The Progressive Conservatives and New Democrats said they wanted to know if they were misled by Health Minister David Caplan or if the minister was misled by officials at eHealth about a $114,000 bonus paid to the agency's CEO after just a few months on the job.
Mr. Caplan has faced repeated calls for his resignation over questionable spending and expense account use at eHealth, which included awarding $5-million in untendered contracts and allowing consultants who were paid up to $2,700 a day to bill taxpayers extra for minor purchases like tea and snacks.
Last week, Mr. Caplan defended the $114,000 bonus paid to eHealth CEO Sarah Kramer - even though she'd only been on the job a few months - saying it was what she would have been entitled to if she stayed at Cancer Care Ontario.
However, Cancer Care Ontario said Ms. Kramer's bonus would have been much closer to $40,000 than the $114,000 she negotiated on top of the $380,000 salary she received for moving to eHealth.
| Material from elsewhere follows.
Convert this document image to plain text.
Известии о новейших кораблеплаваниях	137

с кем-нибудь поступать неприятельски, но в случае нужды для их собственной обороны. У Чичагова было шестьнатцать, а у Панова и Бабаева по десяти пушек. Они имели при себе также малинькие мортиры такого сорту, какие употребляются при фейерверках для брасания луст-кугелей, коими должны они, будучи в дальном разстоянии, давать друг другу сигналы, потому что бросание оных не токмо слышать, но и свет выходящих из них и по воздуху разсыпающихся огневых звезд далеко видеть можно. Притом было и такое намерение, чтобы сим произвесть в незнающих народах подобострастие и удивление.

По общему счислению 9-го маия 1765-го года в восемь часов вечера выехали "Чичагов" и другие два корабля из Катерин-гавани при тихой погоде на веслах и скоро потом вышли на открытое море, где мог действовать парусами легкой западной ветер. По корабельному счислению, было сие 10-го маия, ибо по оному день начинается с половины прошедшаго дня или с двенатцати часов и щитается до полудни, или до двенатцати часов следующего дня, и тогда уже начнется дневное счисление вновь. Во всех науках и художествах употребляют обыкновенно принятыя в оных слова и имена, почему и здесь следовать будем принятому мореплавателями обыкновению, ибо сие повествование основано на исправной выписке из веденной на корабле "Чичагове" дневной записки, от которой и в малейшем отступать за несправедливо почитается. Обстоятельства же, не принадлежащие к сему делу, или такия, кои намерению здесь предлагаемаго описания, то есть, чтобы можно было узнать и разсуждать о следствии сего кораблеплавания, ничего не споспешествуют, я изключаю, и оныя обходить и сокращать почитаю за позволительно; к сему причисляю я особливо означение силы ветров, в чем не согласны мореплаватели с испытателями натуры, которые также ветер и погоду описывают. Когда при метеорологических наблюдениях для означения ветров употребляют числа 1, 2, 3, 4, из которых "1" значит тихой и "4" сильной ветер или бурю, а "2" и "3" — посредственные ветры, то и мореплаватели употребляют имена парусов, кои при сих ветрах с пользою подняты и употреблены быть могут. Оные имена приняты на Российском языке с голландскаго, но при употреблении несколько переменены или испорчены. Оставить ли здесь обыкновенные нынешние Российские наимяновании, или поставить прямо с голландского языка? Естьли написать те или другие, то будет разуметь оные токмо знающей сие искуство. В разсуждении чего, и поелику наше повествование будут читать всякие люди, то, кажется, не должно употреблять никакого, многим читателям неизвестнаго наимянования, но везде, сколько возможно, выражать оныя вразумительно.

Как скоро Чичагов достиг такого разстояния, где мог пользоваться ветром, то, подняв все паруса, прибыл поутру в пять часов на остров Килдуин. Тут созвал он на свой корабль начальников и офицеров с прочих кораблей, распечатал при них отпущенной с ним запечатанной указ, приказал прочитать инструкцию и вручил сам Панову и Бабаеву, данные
Interim Opposition Leader Bob Runciman said he wants to know whether Mr. Caplan had direct knowledge about Ms. Kramer's bonus.
"Every day, the trail of bread crumbs on this issue keeps leading closer to the health minister's office," Mr. Runciman said.
"If the minister was misled, what further justification does he need to fire both Kramer and [eHealth's chairman Alan]Hudson?"
NDP Leader Andrea Horwath said she too wanted to know why Mr. Caplan defended the $114,000 bonus.
Mr. Caplan's office said the minister is demanding more information from eHealth about the bonus.
"The minister is very concerned about some of the information that has surfaced regarding eHealth [and]I think it's safe to say his concern has grown over the last day," said spokesman Steve Erwin.
"I can't speculate on when we might get that [information] but we've asked for it quickly."
EHealth was set up last fall after the first provincial agency tasked with creating electronic health records, Smart Systems for Health, spent about $650-million but failed to produce anything of value before it was quietly shut down.
The government said it's waiting for a report by the auditor general looking into eHealth to get an independent assessment of exactly what has gone on at the provincial agency.
But the opposition parties complain that report won't be ready until the end of the summer and the government such act sooner.